Everybody Knows This is Nowhere Neil Young and Crazy Horse / 1969
Well, Neil Young finally was honored last night at the Grammy’s, for the miniscule category best art direction
on a special edition CD or boxed set. In the midst of the “Fall of the Roman Empire” excesses of Lady Gaga being dumped into a giant incinerator to come out soot-covered to sing with a soot covered Sir Elton, to Pink’s song sung on a twirling trapeze, to Beyonce bringing a stomping army onstage, to Taylor Swift singing horrendously flat, mangling her duet with Stevie Nicks (where’s that auto tune when you need it?) it would have been nice if they’d had something classy and actually honored Neil, had him come out and sing Harvest Moon or Heart of Gold, but no.
So, in response to the Grammys, Muddy Water chooses “Everybody Knows This is Nowhere” as the song of the day. From its opening staccato back porch guitar picking, Neil creates a laid-back, wistful song of yearning for his roots, which he’d left behind years ago. He plaintively sings the lines, “I think I’d like to go back home and take it easy… I gotta get away from this day to day runnin’ around, everybody knows this is nowhere.” Young had been in LA playing in Buffalo Springfield, who broke up in 1968 after a less than two year existence. “Everybody Knows This is Nowhere,” also the album title, came out in May 1969, and it was Neil’s first record with Crazy Horse – Danny Whitten/ guitar, Billy Talbot /bass, Ralph Molina/drums – the band that he would record with through his entire life. The chemistry he has with Crazy Horse is obvious – this is music from the heart, no slick production in sight. “Everyone Knows This is Nowhere”

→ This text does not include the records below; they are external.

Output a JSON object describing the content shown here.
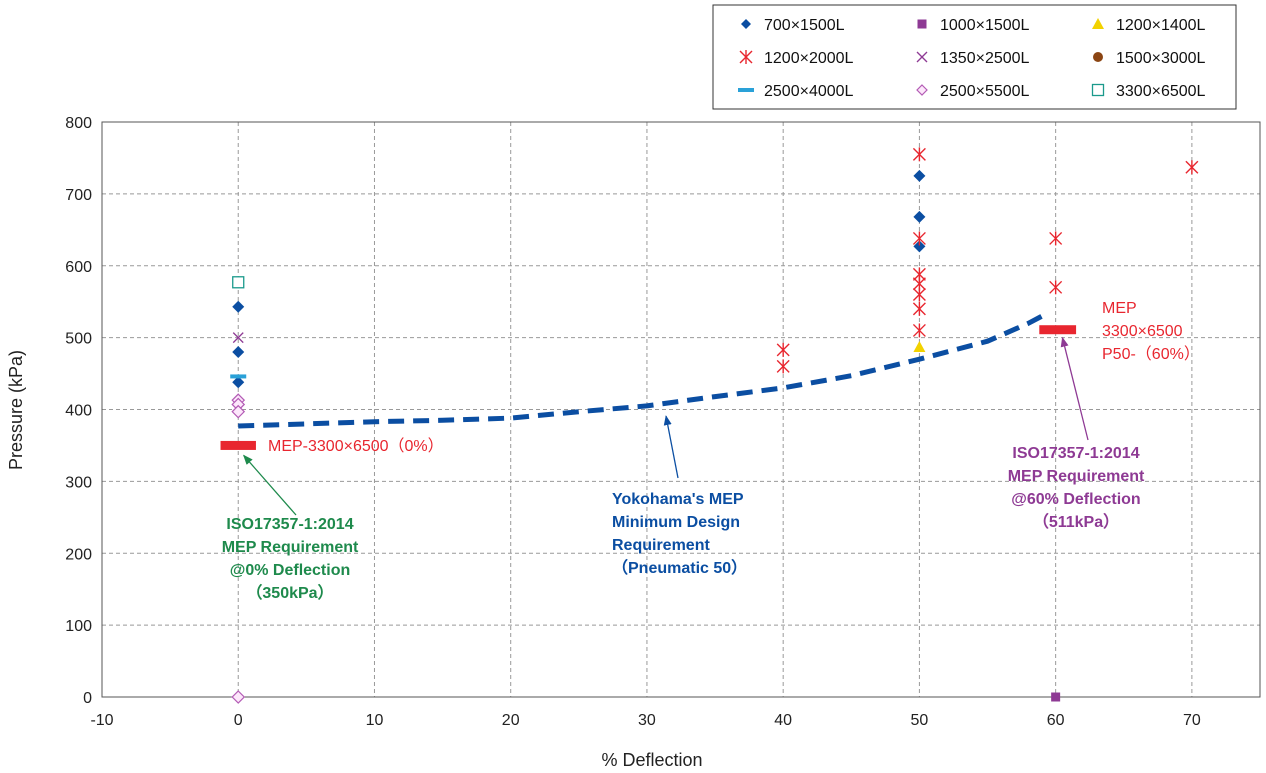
{
  "chart_data": {
    "type": "scatter",
    "xlabel": "% Deflection",
    "ylabel": "Pressure (kPa)",
    "xlim": [
      -10,
      75
    ],
    "ylim": [
      0,
      800
    ],
    "x_ticks": [
      -10,
      0,
      10,
      20,
      30,
      40,
      50,
      60,
      70
    ],
    "y_ticks": [
      0,
      100,
      200,
      300,
      400,
      500,
      600,
      700,
      800
    ],
    "grid": true,
    "legend_placement": "top-right",
    "series": [
      {
        "name": "700×1500L",
        "marker": "diamond-filled",
        "color": "#0b4ea2",
        "points": [
          [
            0,
            543
          ],
          [
            0,
            480
          ],
          [
            0,
            438
          ],
          [
            50,
            725
          ],
          [
            50,
            668
          ],
          [
            50,
            627
          ]
        ]
      },
      {
        "name": "1000×1500L",
        "marker": "square-filled",
        "color": "#8e3a94",
        "points": [
          [
            60,
            0
          ]
        ]
      },
      {
        "name": "1200×1400L",
        "marker": "triangle-filled",
        "color": "#f2d200",
        "points": [
          [
            50,
            487
          ]
        ]
      },
      {
        "name": "1200×2000L",
        "marker": "asterisk",
        "color": "#e8262f",
        "points": [
          [
            40,
            483
          ],
          [
            40,
            460
          ],
          [
            50,
            755
          ],
          [
            50,
            638
          ],
          [
            50,
            588
          ],
          [
            50,
            575
          ],
          [
            50,
            560
          ],
          [
            50,
            540
          ],
          [
            50,
            510
          ],
          [
            60,
            638
          ],
          [
            60,
            570
          ],
          [
            70,
            737
          ]
        ]
      },
      {
        "name": "1350×2500L",
        "marker": "x",
        "color": "#8e3a94",
        "points": [
          [
            0,
            500
          ]
        ]
      },
      {
        "name": "1500×3000L",
        "marker": "circle-filled",
        "color": "#8b4513",
        "points": []
      },
      {
        "name": "2500×4000L",
        "marker": "dash",
        "color": "#2aa1d8",
        "points": [
          [
            0,
            446
          ]
        ]
      },
      {
        "name": "2500×5500L",
        "marker": "diamond-open",
        "color": "#b35bb5",
        "points": [
          [
            0,
            413
          ],
          [
            0,
            407
          ],
          [
            0,
            397
          ],
          [
            0,
            0
          ]
        ]
      },
      {
        "name": "3300×6500L",
        "marker": "square-open",
        "color": "#1b9a8c",
        "points": [
          [
            0,
            577
          ]
        ]
      }
    ],
    "mep_curve": {
      "color": "#0b4ea2",
      "points": [
        [
          0,
          377
        ],
        [
          5,
          380
        ],
        [
          10,
          383
        ],
        [
          15,
          385
        ],
        [
          20,
          388
        ],
        [
          25,
          397
        ],
        [
          30,
          405
        ],
        [
          35,
          418
        ],
        [
          40,
          430
        ],
        [
          45,
          447
        ],
        [
          50,
          470
        ],
        [
          55,
          495
        ],
        [
          58,
          520
        ],
        [
          59,
          530
        ]
      ]
    },
    "mep_bars": [
      {
        "x_from": -1.3,
        "x_to": 1.3,
        "y": 350,
        "color": "#e8262f"
      },
      {
        "x_from": 58.8,
        "x_to": 61.5,
        "y": 511,
        "color": "#e8262f"
      }
    ],
    "annotations": {
      "mep_0": "MEP-3300×6500（0%）",
      "mep_60_line1": "MEP",
      "mep_60_line2": "3300×6500",
      "mep_60_line3": "P50-（60%）",
      "iso_0_line1": "ISO17357-1:2014",
      "iso_0_line2": "MEP Requirement",
      "iso_0_line3": "@0% Deflection",
      "iso_0_line4": "（350kPa）",
      "iso_60_line1": "ISO17357-1:2014",
      "iso_60_line2": "MEP Requirement",
      "iso_60_line3": "@60% Deflection",
      "iso_60_line4": "（511kPa）",
      "yoko_line1": "Yokohama's MEP",
      "yoko_line2": "Minimum Design",
      "yoko_line3": "Requirement",
      "yoko_line4": "（Pneumatic 50）"
    },
    "annotation_colors": {
      "red": "#e8262f",
      "green": "#1e8a4c",
      "purple": "#8e3a94",
      "blue": "#0b4ea2"
    }
  }
}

is just a story simple told, beautifully played, background vocals singing their “la la la, la la la la’s” as if in yearning,
as if inviting the singer to do what he says he’s going to do. Head home to where the heart is.
As far as the Grammy’s, you were hard pressed to find much there – I was thankful for Jeff Beck and Imelda May’s excellent, heartfelt tribute to Les Paul and Mary Ford’s classic, “How High the Moon,” bless Jeff’s blazing fingers.